Carcinogen In Cooked Food Linked To Ovarian And Endometrial Cancer
The study is published in the journal Cancer Epidemiology, Biomarkers and Prevention and is the work of Janneke Hogervorst, from the Department of Epidemiology at Maastricht University in the Netherlands, and colleagues.
The study authors said because this is the first study to look at the link between acrylamide in food and cancer in humans, people should wait until the results are corroborated by further research before acting on these conclusions.
Hogervorst and colleagues examined data from participants enrolled in the Netherlands Cohort Study on diet and cancer (NLCS), which started in 1986 with 120,000 randomly selected people aged 55 to 70 living in the Netherlands, including over 62,000 women.
At enrollment, participants completed detailed questionnaires about the frequency and types of food they consumed. Data on levels of acrylamide in food came from the Dutch Food and Consumer Product Safety Authority, who also requested and funded the study. The two types of information allowed the researchers to estimate the intake of acrylamide in the participant population.
The researchers were also able to find out the incidence of different cancers among the participants by consulting Dutch cancer registers.
The results showed that the risk for endometrial and ovarian cancer rose with increasing acrylamide intake, with women in the top 20 per cent of acrylamide intake having twice the risk of endometrial or ovarian cancer of the women in the lowest 20 per cent of acrylamide consumption.
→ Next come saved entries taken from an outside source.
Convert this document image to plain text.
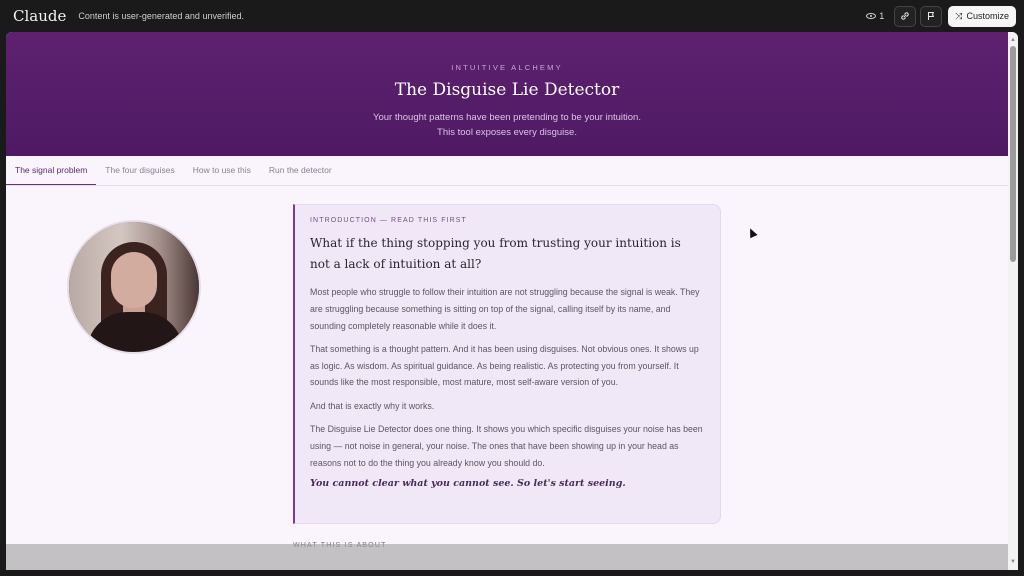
Claude Content is user-generated and unverified.	1	⤨ Customize
INTUITIVE ALCHEMY
The Disguise Lie Detector
Your thought patterns have been pretending to be your intuition.
This tool exposes every disguise.
The signal problem	The four disguises	How to use this	Run the detector
INTRODUCTION — READ THIS FIRST
What if the thing stopping you from trusting your intuition is not a lack of intuition at all?

Most people who struggle to follow their intuition are not struggling because the signal is weak. They are struggling because something is sitting on top of the signal, calling itself by its name, and sounding completely reasonable while it does it.

That something is a thought pattern. And it has been using disguises. Not obvious ones. It shows up as logic. As wisdom. As spiritual guidance. As being realistic. As protecting you from yourself. It sounds like the most responsible, most mature, most self-aware version of you.

And that is exactly why it works.

The Disguise Lie Detector does one thing. It shows you which specific disguises your noise has been using — not noise in general, your noise. The ones that have been showing up in your head as reasons not to do the thing you already know you should do.

You cannot clear what you cannot see. So let's start seeing.
▲
▼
The researchers found no links between breast cancer and acrylamide intake.
Acrylamide is found in cigarette smoke and in carbohydrate rich foods that are cooked at a temperature above 120 degrees Centigrade (250 Fahrenheit).
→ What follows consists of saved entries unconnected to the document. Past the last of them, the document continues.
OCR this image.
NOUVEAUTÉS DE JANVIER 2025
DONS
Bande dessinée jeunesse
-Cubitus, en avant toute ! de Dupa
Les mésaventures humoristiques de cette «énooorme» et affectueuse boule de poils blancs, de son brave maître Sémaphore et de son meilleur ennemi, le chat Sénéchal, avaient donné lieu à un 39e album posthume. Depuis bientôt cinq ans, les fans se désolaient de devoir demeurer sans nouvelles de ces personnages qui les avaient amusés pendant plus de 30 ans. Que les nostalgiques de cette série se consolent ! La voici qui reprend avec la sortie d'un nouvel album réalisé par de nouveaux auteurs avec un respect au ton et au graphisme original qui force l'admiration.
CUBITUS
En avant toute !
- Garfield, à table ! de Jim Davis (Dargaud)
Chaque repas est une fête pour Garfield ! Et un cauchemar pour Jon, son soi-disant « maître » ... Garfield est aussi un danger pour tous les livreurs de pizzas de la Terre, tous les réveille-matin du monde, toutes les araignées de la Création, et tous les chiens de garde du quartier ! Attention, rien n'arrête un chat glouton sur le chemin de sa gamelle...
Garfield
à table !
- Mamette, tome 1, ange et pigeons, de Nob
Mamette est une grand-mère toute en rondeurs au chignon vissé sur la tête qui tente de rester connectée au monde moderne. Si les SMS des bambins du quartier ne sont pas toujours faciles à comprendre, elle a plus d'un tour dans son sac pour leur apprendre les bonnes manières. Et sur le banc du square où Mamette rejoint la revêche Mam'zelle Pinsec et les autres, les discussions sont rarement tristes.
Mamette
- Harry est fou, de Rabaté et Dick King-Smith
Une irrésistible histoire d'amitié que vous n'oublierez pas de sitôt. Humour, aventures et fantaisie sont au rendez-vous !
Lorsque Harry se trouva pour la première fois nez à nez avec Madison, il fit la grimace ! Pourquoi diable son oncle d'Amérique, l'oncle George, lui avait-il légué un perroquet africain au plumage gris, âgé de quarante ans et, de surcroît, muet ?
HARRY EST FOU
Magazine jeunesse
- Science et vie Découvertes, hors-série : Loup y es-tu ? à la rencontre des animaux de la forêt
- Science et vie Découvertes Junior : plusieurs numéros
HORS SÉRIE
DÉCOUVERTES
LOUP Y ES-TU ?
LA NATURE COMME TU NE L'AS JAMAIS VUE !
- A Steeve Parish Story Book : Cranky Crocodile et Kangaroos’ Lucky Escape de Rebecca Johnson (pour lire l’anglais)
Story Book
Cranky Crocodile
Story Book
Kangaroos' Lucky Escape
Boiled carboydrate rich food, eg boiled potatoes, do not contain acrylamide because the cooking temperature is the boiling point of water, 100 degrees C or 212 degree F. However, grilling, baking, roasting, toasting and frying do generate acrylamides in carbohydrate rich foods like potatoes.
According to the researchers, the longer a carbohydrate rich food is cooked at above 120 degrees C, or the higher the temperature at which is cooked, the more acrylamide it contains. So very brown or burned fried or baked potatoes have more acrylamide than slighlty golden ones, for example.
Hogervorst and colleagues cited French fries, Dutch spiced cake, crisps (also known as potato chips in the US), and some cookies (for instance caramelized biscuits) as having high levels of acrylamide, whereas crackers, toast, breakfast cereals and coffee contain less. They wrote that the food industry and scientists are working to develop ways to reduce acrylamide in processed foods.
Acrylamide and cancer in humans has been studied before, but in a limited way, wrote the researchers. Breast and colorectal cancer have been investigated before and shown not to be linked to acrylamide intake, and this study confirms those findings for breast cancer.
Endometrial and ovarian cancer, which are quite rare, have not been studied before in a large prospective study in connection with acrylamide intake.
Further studies should be done to confirm these findings, wrote Hogervorst and colleagues, and especially to look at subgroups such as smokers and non smokers, since acrylamide in cigarettes can mask the findings related to food intake.
The researchers are continuing their investigation of the NLCS cohort, looking at links between acrylamide and other types of cancer, which have been found in animal studies.
"A Prospective Study of Dietary Acrylamide Intake and the Risk of Endometrial, Ovarian, and Breast Cancer."
Janneke G. Hogervorst, Leo J. Schouten, Erik J. Konings, R. Alexandra Goldbohm, and Piet A. van den Brandt.